A delicious mix of flavors, a beautiful sight, and a divine peanut sauce!
Ingredients
- Ingredients for the chicken satay:
- 2 pounds chicken breast, sliced lengthwise
- 1 can coconut milk
- 4 tablespoons soy sauce
- 1 tablespoon curry powder
- 1 tablespoon turmeric
- 1 tablespoon ketchup
- 3 cloves garlic, mashed
- 1 tablespoon grated ginger
- 1 lime juice
- Salt and pepper
- Ingredients for the peanut sauce (you can never make enough of this):
- 1/2 jar creamy peanut butter
- 4 tablespoons soy sauce
- 1 lime juice
- 1 teaspoon brown sugar
- 1 teaspoon chili garlic sauce
- 1 teaspoon grated ginger
- Ingredients for the salad:
- 2 avocados, sliced
- 1/2 head red cabbage, thinly sliced
- 1/2 head green cabbage, thinly sliced
- 4 carrots, shredded
- 1/2 red onion, thinly sliced
- 4 scallions, sliced
- 1/2 cup toasted peanuts, roughly chopped
- 1/2 cup fresh coriander, roughly chopped
- Dressing: 4 tablespoons soy sauce, 1 tablespoon sesame oil, 1 tablespoon olive oil, 1 tablespoon rice vinegar, 1 lime juice, salt and pepper
Instructions
Place all the ingredients of the chicken satay in a bowl, cover and marinate in the refrigerator for 2 hours minimum. Overnight is ideal.

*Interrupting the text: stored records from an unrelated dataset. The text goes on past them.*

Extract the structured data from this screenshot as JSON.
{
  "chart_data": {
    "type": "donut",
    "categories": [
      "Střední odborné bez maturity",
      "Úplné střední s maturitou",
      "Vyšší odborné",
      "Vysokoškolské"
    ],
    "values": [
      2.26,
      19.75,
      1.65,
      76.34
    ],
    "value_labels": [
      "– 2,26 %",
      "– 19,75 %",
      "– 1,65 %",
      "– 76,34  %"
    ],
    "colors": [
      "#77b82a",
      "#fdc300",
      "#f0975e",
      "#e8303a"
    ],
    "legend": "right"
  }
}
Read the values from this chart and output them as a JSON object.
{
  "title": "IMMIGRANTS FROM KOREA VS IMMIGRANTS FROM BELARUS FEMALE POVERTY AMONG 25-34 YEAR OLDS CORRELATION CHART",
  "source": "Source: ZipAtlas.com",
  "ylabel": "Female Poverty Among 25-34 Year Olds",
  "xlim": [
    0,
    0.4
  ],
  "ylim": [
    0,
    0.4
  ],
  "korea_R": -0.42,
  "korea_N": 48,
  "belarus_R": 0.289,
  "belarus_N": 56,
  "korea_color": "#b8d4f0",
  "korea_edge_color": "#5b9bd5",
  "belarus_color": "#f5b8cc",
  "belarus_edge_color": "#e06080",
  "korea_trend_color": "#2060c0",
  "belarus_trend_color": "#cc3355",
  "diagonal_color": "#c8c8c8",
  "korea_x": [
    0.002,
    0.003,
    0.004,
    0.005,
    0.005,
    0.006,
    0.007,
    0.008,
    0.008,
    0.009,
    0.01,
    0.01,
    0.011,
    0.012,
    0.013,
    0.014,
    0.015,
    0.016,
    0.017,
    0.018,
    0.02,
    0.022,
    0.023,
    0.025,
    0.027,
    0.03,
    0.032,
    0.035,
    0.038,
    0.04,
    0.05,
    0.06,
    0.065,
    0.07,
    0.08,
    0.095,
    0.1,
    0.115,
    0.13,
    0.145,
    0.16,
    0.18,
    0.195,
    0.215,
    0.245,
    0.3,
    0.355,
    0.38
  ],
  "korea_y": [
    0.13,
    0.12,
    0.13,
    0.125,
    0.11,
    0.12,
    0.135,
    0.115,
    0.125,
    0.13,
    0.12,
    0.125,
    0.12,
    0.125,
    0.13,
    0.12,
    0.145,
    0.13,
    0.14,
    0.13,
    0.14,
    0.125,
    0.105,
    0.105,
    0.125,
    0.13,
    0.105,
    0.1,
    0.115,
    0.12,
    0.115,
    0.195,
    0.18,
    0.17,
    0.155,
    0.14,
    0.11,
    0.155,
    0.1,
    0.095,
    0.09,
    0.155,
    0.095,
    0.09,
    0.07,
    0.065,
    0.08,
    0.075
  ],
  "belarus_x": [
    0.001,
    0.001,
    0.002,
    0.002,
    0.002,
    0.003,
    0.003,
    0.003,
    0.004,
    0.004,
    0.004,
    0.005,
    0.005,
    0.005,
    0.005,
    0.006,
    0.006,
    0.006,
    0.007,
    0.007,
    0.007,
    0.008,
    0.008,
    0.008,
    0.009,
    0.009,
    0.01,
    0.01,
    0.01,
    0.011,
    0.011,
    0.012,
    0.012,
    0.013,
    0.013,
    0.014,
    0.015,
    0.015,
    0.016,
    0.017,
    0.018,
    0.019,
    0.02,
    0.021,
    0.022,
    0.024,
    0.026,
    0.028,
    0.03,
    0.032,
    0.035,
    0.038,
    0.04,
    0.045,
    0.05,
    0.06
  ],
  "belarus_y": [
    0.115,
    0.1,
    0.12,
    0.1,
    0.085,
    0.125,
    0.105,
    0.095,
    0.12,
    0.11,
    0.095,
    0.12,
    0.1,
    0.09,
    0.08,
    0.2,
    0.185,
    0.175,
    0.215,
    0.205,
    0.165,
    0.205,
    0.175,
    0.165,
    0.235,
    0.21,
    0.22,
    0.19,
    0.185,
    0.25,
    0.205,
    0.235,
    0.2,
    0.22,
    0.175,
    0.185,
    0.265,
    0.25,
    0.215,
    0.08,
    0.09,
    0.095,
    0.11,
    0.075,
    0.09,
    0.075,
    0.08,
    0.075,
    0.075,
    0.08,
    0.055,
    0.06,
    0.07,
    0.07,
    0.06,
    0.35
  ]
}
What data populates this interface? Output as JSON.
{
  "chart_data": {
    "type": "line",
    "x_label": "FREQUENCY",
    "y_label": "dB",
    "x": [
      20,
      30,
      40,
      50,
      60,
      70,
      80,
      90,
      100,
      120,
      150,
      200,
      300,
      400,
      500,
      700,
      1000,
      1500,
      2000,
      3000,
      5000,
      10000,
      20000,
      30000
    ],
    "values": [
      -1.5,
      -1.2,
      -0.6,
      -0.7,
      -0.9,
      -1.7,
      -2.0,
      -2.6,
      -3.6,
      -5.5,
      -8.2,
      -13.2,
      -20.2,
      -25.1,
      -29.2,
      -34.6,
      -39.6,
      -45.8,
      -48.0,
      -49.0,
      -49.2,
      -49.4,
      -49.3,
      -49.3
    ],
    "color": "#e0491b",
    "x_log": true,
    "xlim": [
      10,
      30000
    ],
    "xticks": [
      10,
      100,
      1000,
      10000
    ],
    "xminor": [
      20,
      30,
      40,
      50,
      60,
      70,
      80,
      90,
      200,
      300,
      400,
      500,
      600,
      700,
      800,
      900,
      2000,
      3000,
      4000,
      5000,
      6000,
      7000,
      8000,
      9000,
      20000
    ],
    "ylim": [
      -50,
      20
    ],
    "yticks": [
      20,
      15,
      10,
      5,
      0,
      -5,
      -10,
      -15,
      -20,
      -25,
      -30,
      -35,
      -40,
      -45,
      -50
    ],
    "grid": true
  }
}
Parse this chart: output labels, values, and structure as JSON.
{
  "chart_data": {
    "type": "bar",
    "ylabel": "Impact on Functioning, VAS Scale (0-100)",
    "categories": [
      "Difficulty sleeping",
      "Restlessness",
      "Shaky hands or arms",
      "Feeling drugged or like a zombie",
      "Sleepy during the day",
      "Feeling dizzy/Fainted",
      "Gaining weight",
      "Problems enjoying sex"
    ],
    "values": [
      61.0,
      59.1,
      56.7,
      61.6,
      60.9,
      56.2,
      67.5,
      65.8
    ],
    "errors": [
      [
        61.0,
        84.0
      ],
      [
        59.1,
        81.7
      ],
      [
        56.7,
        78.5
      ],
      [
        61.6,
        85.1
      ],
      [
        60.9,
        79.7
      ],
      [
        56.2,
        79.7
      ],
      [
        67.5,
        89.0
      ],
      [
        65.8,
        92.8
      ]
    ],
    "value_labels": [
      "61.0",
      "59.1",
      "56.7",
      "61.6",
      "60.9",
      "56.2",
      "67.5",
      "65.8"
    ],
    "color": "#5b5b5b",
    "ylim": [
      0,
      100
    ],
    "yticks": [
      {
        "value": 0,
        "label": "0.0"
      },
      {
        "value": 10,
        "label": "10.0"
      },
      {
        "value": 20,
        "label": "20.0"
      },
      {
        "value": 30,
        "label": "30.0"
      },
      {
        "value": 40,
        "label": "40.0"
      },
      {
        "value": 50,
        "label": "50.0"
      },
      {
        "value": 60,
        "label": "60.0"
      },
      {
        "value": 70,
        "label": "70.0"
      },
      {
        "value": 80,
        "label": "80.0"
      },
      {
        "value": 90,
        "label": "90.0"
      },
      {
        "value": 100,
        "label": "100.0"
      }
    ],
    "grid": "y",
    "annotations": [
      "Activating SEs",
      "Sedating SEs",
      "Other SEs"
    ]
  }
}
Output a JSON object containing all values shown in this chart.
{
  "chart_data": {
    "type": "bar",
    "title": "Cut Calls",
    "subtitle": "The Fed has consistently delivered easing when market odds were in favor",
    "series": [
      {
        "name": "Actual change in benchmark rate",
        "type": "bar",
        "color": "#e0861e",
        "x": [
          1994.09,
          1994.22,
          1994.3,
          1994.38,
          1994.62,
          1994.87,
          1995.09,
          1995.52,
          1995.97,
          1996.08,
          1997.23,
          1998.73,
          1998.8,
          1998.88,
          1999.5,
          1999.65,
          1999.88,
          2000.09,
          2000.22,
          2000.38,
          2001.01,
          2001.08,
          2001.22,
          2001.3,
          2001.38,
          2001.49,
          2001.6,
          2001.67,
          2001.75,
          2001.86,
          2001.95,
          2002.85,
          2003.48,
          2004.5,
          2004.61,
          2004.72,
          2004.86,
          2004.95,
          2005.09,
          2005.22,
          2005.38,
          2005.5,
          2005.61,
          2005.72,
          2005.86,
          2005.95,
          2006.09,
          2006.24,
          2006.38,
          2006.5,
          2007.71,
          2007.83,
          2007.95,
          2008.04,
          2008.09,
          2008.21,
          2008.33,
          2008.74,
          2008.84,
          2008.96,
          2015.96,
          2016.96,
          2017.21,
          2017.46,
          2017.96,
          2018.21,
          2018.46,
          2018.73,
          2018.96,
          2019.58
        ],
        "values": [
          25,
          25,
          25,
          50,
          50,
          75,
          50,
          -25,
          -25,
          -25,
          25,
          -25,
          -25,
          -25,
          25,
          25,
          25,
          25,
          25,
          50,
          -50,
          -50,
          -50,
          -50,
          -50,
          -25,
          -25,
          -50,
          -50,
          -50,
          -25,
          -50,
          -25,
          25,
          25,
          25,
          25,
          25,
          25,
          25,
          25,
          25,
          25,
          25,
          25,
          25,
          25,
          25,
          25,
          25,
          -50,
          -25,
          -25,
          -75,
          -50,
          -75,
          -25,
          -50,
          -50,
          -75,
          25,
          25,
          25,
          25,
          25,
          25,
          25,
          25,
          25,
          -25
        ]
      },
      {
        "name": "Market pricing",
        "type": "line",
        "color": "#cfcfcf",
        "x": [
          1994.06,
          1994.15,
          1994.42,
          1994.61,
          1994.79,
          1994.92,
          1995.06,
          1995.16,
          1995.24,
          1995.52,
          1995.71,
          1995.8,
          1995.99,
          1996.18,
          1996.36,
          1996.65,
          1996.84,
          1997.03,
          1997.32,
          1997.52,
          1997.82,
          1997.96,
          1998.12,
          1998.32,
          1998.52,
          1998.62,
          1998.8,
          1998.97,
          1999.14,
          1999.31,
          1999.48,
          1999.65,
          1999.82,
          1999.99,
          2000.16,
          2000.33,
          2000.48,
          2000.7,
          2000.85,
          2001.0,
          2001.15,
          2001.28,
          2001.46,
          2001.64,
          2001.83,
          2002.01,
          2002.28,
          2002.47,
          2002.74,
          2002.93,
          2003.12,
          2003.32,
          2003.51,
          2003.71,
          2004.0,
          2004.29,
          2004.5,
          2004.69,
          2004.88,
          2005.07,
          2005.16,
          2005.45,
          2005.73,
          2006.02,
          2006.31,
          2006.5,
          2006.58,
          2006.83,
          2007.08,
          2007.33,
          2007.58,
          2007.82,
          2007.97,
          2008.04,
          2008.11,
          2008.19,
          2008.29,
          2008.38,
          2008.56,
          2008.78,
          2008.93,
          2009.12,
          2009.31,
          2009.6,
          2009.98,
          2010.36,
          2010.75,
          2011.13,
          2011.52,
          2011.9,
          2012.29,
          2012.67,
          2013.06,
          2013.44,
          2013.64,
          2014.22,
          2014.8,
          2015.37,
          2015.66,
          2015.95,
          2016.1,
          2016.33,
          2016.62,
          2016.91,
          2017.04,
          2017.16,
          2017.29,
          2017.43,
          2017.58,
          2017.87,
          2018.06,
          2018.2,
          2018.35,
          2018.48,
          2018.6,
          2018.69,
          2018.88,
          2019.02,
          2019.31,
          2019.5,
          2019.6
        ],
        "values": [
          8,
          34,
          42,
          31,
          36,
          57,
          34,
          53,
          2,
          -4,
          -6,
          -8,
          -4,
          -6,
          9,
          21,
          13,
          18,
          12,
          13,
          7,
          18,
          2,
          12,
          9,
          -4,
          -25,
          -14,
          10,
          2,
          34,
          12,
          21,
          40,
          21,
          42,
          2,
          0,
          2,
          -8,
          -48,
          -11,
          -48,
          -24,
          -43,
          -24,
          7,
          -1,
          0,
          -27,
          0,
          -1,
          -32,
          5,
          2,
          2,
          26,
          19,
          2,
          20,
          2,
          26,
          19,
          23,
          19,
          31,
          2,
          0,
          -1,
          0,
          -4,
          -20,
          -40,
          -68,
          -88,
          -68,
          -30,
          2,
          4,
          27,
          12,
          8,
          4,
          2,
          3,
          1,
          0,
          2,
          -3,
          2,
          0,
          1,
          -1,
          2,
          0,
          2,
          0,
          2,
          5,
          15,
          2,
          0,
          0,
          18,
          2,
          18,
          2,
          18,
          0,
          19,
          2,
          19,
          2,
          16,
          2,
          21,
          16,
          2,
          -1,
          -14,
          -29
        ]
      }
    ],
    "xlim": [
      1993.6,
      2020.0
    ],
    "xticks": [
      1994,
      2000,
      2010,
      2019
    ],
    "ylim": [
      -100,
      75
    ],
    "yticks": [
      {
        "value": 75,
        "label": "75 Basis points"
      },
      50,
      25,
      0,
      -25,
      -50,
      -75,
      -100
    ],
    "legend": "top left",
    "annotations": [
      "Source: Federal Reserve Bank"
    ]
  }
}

Place all the ingredients of the peanut sauce in a bowl. Adjust seasoning to taste. Set aside.
Mix all the ingredients of the dressing in a bowl, and add the cabbages, carrots and onions. Toss and set aside.
Preheat grill to medium high. Take the chicken slices from the marinade and thread onto skewers. Discard the marinade. Place the skewers on the grill and turn occasionally until cooked through. About 15 minutes. The internal temperature should reach 165 F.
Bowl assembly: Divide the cabbage salad evenly between the bowls, arrange the avocado slices on one side, sprinkle the peanuts, arrange the chicken skewers on the other side, sprinkle the coriander all over. Serve with the peanut sauce on the side. Success guaranteed! Your guests are going to fight for the sauce.